Results: Six of seven cytokines were significantly higher in tuberculosis patients as compared to contacts and four of these (i.e., IL-6, IP-10, IL-10, and IL-22) were detectable in the majority of tuberculosis patients. IL-6 showed the strongest discriminating capacity for tuberculosis disease and in combination with IL-10 concentrations efficiently classified paucibacillary tuberculosis cases as well as those with fatal disease outcome. In addition, IL-6 and IP-10 levels decreased significantly after 6 weeks of treatment and analyses of subgroups with differential treatment response showed delayed decline of IL-6 levels in slow treatment responders.
Conclusions: Combinations of different plasma cytokine (namely, IL-6, IL-10, and IP-10) efficiently classified tuberculosis patients with differential mycobacterial burden and especially IL-6 qualified as a biomarker candidate for early treatment response.
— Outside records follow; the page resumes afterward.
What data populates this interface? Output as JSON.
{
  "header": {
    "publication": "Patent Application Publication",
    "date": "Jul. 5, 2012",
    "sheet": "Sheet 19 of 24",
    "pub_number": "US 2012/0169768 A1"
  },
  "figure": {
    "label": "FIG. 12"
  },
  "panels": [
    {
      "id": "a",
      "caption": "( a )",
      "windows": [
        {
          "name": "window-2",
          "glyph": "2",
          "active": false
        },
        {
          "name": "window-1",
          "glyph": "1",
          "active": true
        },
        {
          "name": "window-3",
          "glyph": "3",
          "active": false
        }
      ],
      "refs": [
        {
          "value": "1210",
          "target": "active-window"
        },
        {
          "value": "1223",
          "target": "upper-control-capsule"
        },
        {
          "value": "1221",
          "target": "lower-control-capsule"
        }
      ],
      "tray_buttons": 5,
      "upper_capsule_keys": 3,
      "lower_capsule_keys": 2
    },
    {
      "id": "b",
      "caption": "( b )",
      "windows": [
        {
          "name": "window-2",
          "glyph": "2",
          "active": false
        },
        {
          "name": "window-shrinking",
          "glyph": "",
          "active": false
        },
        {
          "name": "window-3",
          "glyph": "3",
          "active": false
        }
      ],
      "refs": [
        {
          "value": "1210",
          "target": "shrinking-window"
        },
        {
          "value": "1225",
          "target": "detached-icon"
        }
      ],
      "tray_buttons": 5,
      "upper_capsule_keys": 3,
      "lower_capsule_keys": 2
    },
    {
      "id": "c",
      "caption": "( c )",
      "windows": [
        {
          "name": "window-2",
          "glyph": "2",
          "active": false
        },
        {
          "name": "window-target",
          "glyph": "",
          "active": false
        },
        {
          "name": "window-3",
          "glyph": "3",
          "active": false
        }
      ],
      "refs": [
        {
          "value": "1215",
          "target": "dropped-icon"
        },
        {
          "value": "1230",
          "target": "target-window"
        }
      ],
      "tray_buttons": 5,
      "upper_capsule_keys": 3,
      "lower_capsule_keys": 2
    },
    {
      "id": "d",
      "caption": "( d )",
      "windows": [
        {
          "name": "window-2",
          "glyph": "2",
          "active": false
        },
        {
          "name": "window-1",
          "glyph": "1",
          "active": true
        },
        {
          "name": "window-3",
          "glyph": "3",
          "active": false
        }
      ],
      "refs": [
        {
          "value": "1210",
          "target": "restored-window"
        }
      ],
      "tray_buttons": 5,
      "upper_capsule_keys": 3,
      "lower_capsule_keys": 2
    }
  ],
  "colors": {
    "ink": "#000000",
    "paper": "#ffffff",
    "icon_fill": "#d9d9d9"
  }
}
I am a research assistant on a multicenter project at the Kumasi Centre for Collaborative Research (KCCR) whose aim is to investigate the burden of helminthiasis on TB disease progression in endemic areas. I hold a BSc in Biological Sciences from the Kwame Nkrumah University of Science and Technology and currently pursuing an MPhil clinical microbiology from the same university. I have developed a passion for biomedical research, particularly in infectious diseases. I am passionate about gaining knowledge and building skills in advanced molecular diagnostics and therapeutic solutions and I am working towards to expanding my current experience and skillset.